MELOZZO DA FORLI
(b. 1438, Forli, d. 1494, Forli)

View of the Sacristy of St Mark

1477-82
Fresco
Basilica of Santa Casa, Loreto

The Santuario della Santa Casa (Sanctuary of the Holy House) at Loreto was constructed in the fifteenth century to enshrine the Holy House (Santa Casa) of the Virgin Mary, which tradition held had been brought from the Holy Land to Loreto by angels in the fourteenth century. The heart of the sanctuary is an unprepossessing brick chapel, said to be the structure in which the Virgin Mary was born, received the Annunciation, lived with Joseph and her child after returning from Egypt, and finally died in the presence of the twelve apostles.

In its layout, the shrine consists of three-aisle arms ending in apses to the north, east, and south, and a six-bay nave extending to the west. The chapels off the nave were added only after 1507, by Bramante. Around the crossing, with the Santa Casa in the centre, are four octagonal rooms, closed off by doors, that are referred to simply as sacristies. Two of the four were painted in the fifteenth century, the Sacristy of St John by Luca Signorelli, and the Sacristy of St Mark by Melozzo da Forli.

There is a close connection between the gospel texts and the pictorial programs of the two painted sacristies. The paintings in the Sacristy of St Mark focus on the Passion, appropriately, since it is Mark who describes it in the greatest detail. The Gospel of St John, by contrast, places particular emphasis on the gathering of Christ's disciples and the mission of the apostles, and this is reflected in the paintings of the Sacristy of St John.
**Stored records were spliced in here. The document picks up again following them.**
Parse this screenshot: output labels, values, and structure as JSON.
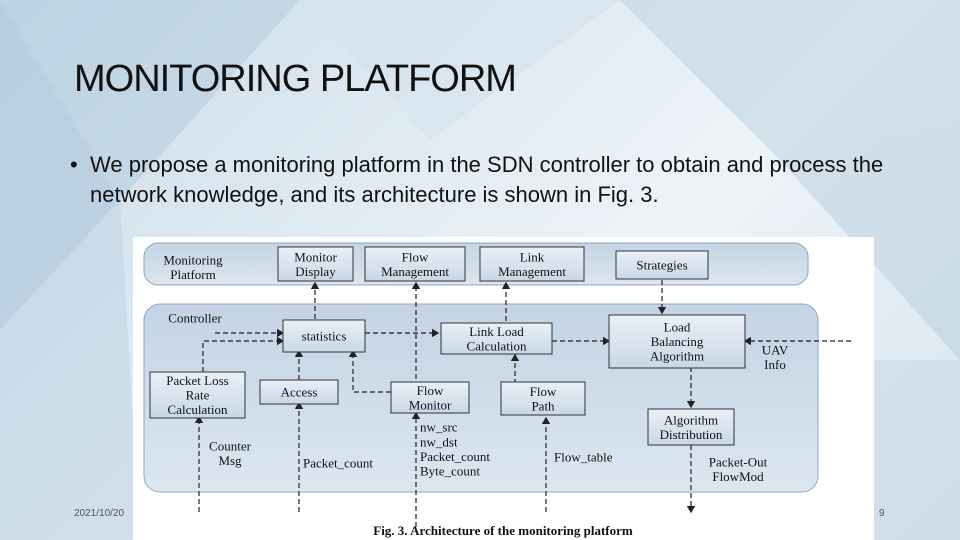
{
  "slide": {
    "title": "MONITORING PLATFORM",
    "bullet": "We propose a monitoring platform in the SDN controller to obtain and process the network knowledge, and its architecture is shown in Fig. 3.",
    "date": "2021/10/20",
    "page_number": "9"
  },
  "diagram": {
    "groups": {
      "monitoring_platform": "Monitoring\nPlatform",
      "controller": "Controller"
    },
    "boxes": {
      "monitor_display": "Monitor\nDisplay",
      "flow_management": "Flow\nManagement",
      "link_management": "Link\nManagement",
      "strategies": "Strategies",
      "statistics": "statistics",
      "link_load_calculation": "Link Load\nCalculation",
      "load_balancing_algorithm": "Load\nBalancing\nAlgorithm",
      "packet_loss_rate_calculation": "Packet Loss\nRate\nCalculation",
      "access": "Access",
      "flow_monitor": "Flow\nMonitor",
      "flow_path": "Flow\nPath",
      "algorithm_distribution": "Algorithm\nDistribution"
    },
    "labels": {
      "uav_info": "UAV\nInfo",
      "counter_msg": "Counter\nMsg",
      "packet_count": "Packet_count",
      "flow_fields": "nw_src\nnw_dst\nPacket_count\nByte_count",
      "flow_table": "Flow_table",
      "packet_out_flowmod": "Packet-Out\nFlowMod"
    },
    "caption": "Fig. 3.  Architecture of the monitoring platform"
  }
}
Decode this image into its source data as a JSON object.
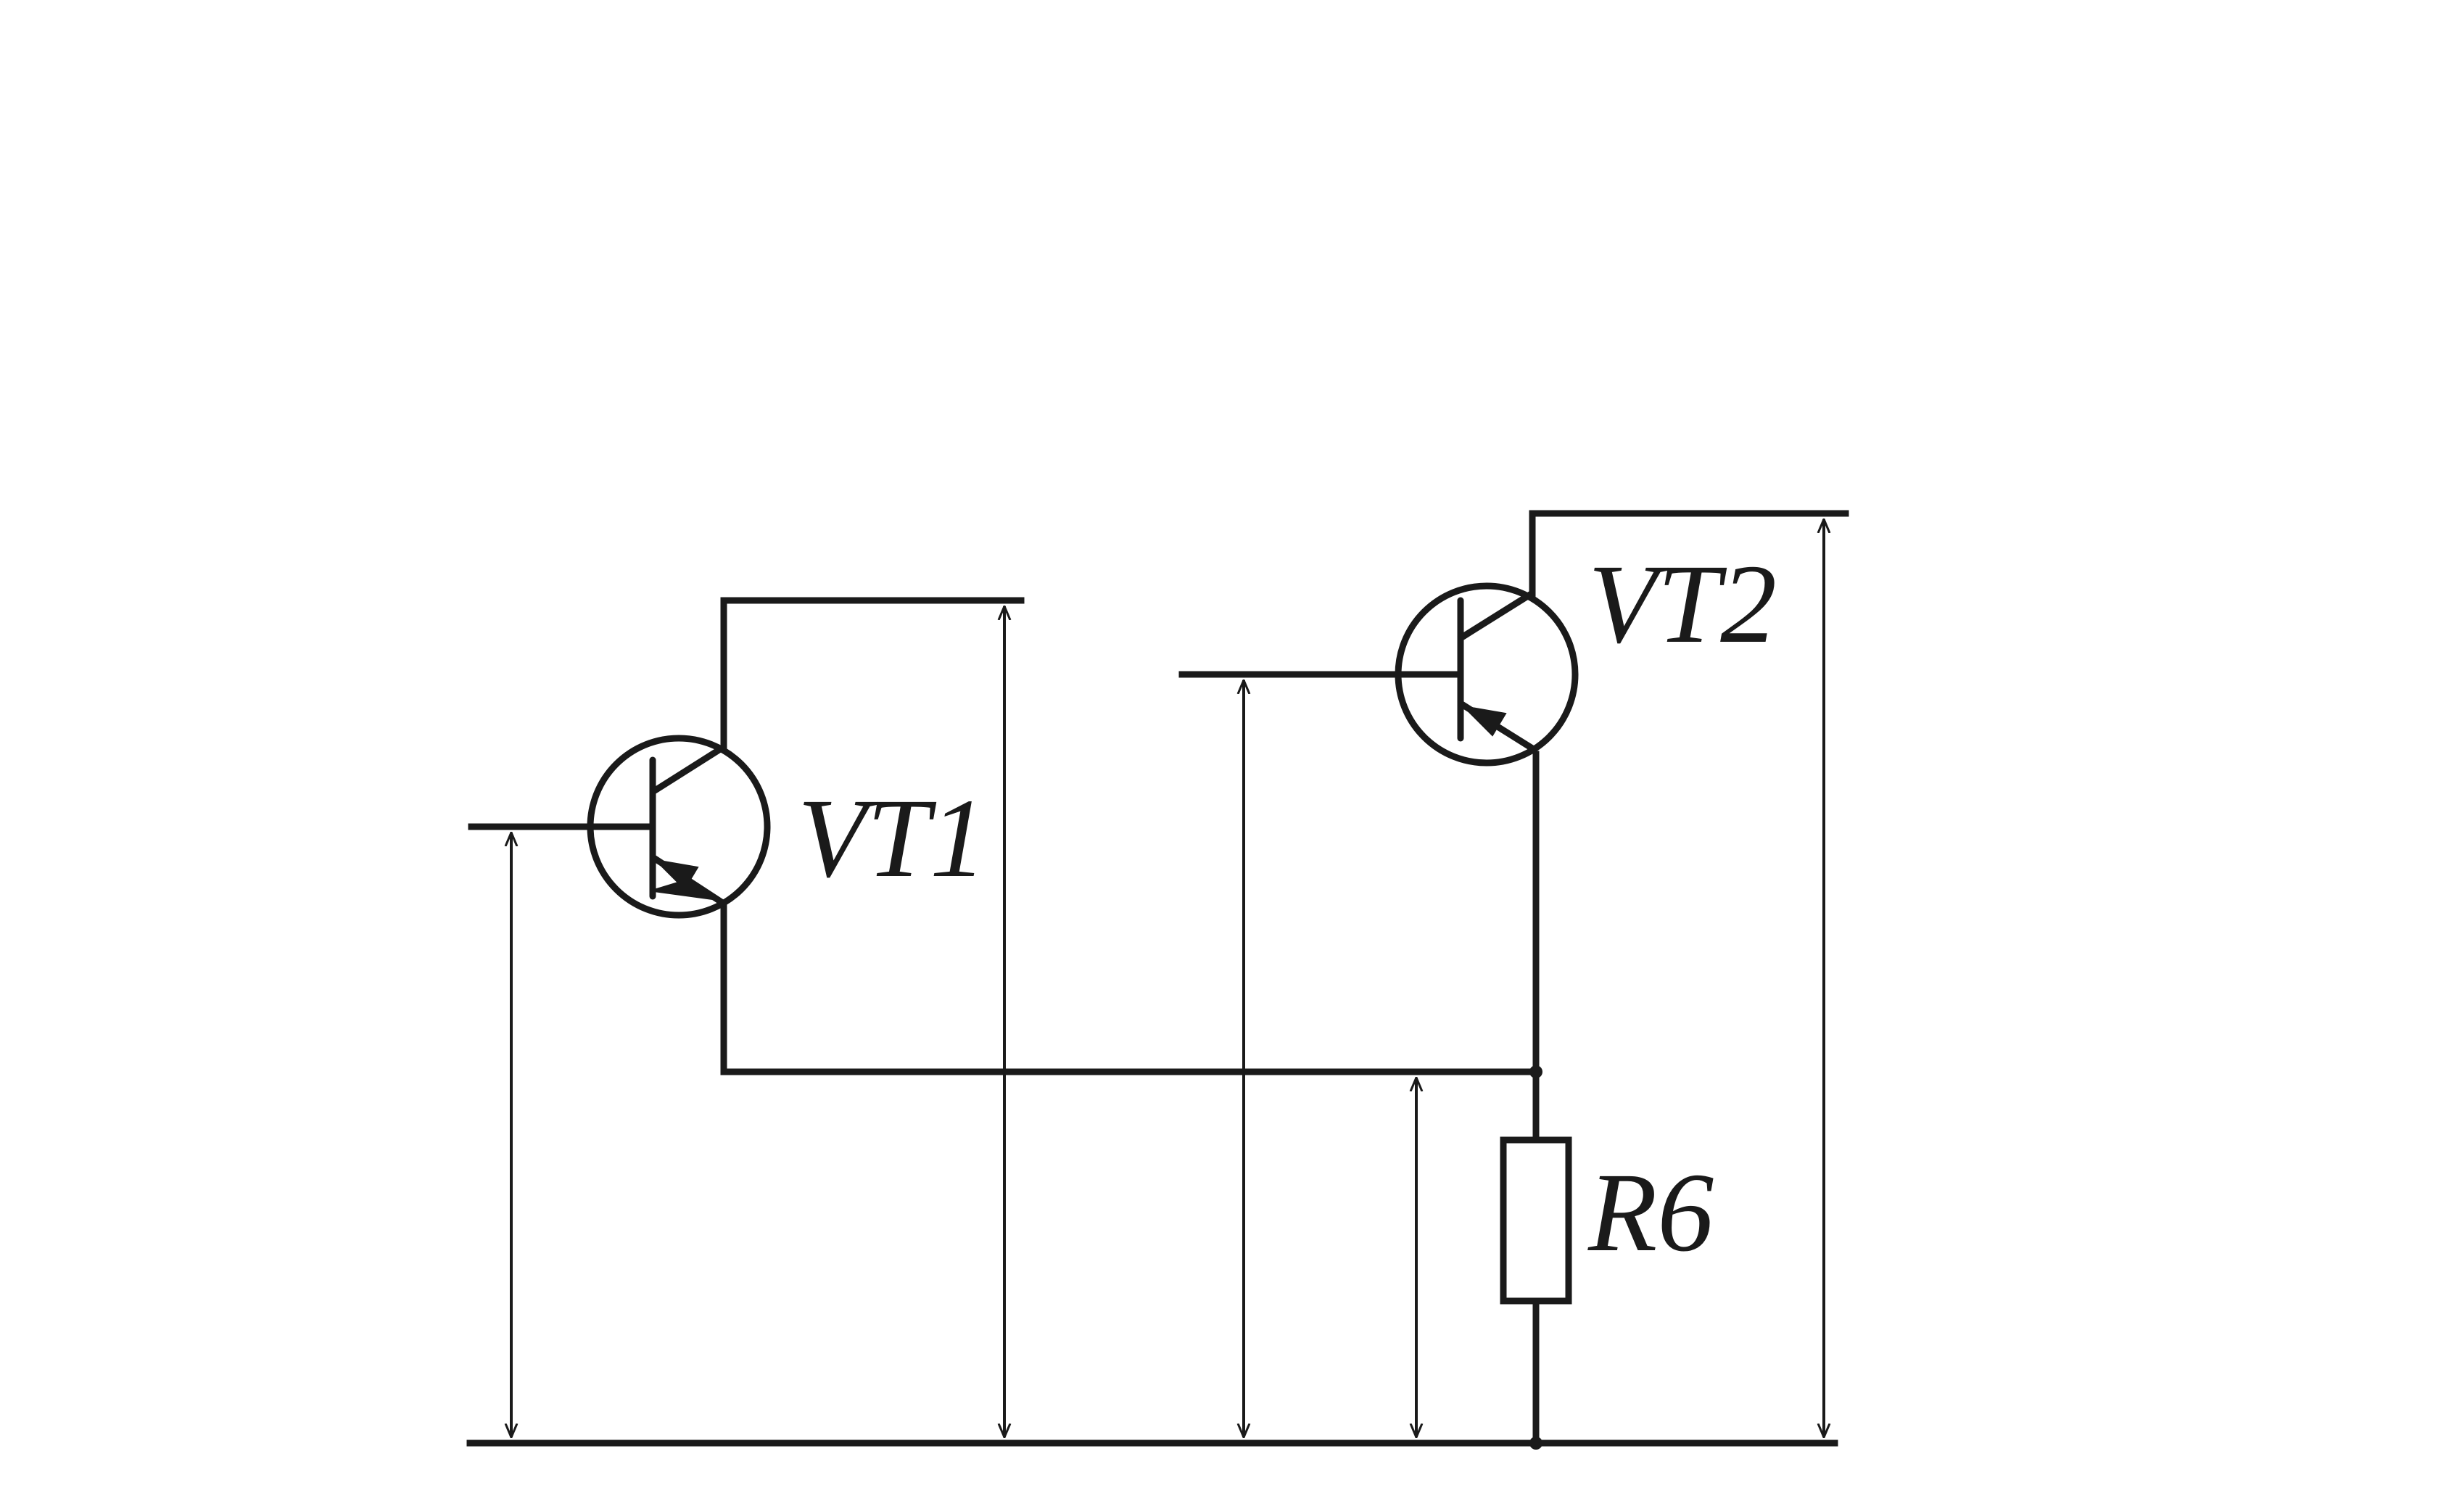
{
  "diagram": {
    "labels": {
      "vt1": "VT1",
      "vt2": "VT2",
      "r6": "R6"
    },
    "colors": {
      "ink": "#1a1a1a",
      "background": "#ffffff"
    }
  }
}
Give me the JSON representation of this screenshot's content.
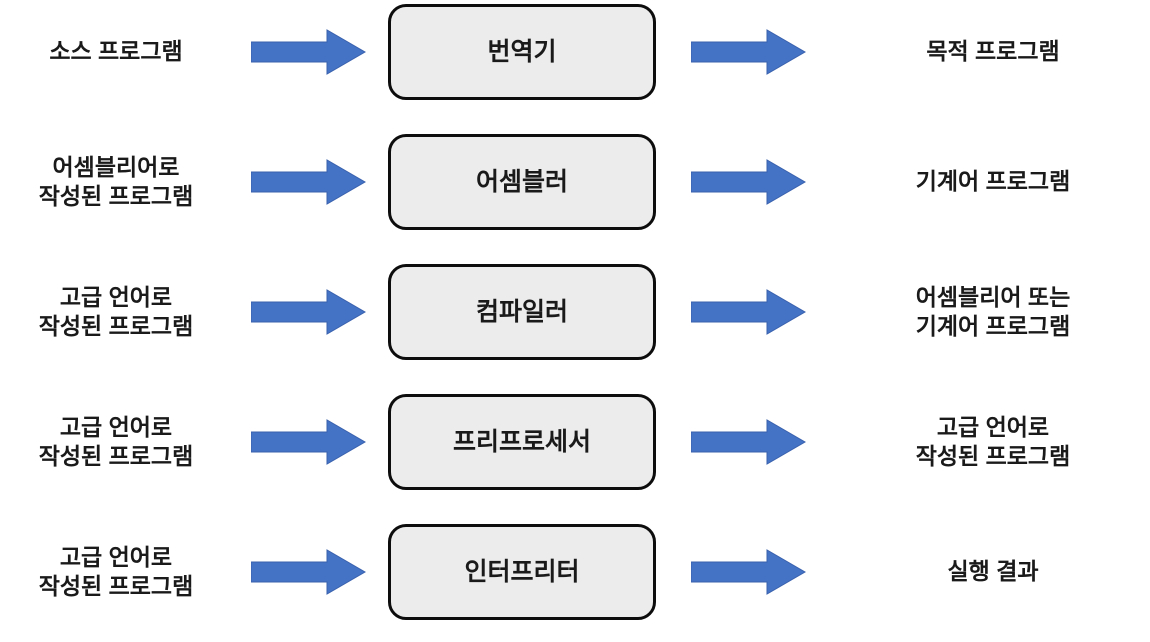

In Luca Signorelli's Sacristy of St John in Loreto, one is struck by the monumental figures in the wall compartments. In the Sacristy of St Mark, by contrast, it is the vaulting, with its deep, vivid colours, that immediately captures the viewer's attention. This eight-part Gothic vaulting is one of the most astonishing examples of monumental illusionistic wall painting from the fifteenth century. The wall area below it is conceived as an open arcade, the deep, coffered faces of its arches rendered in dramatic perspective. Through these wide arches, seen from below, one could at one time look out at seven scenes from the Passion, only one of which, Christ's entry into Jerusalem, survives.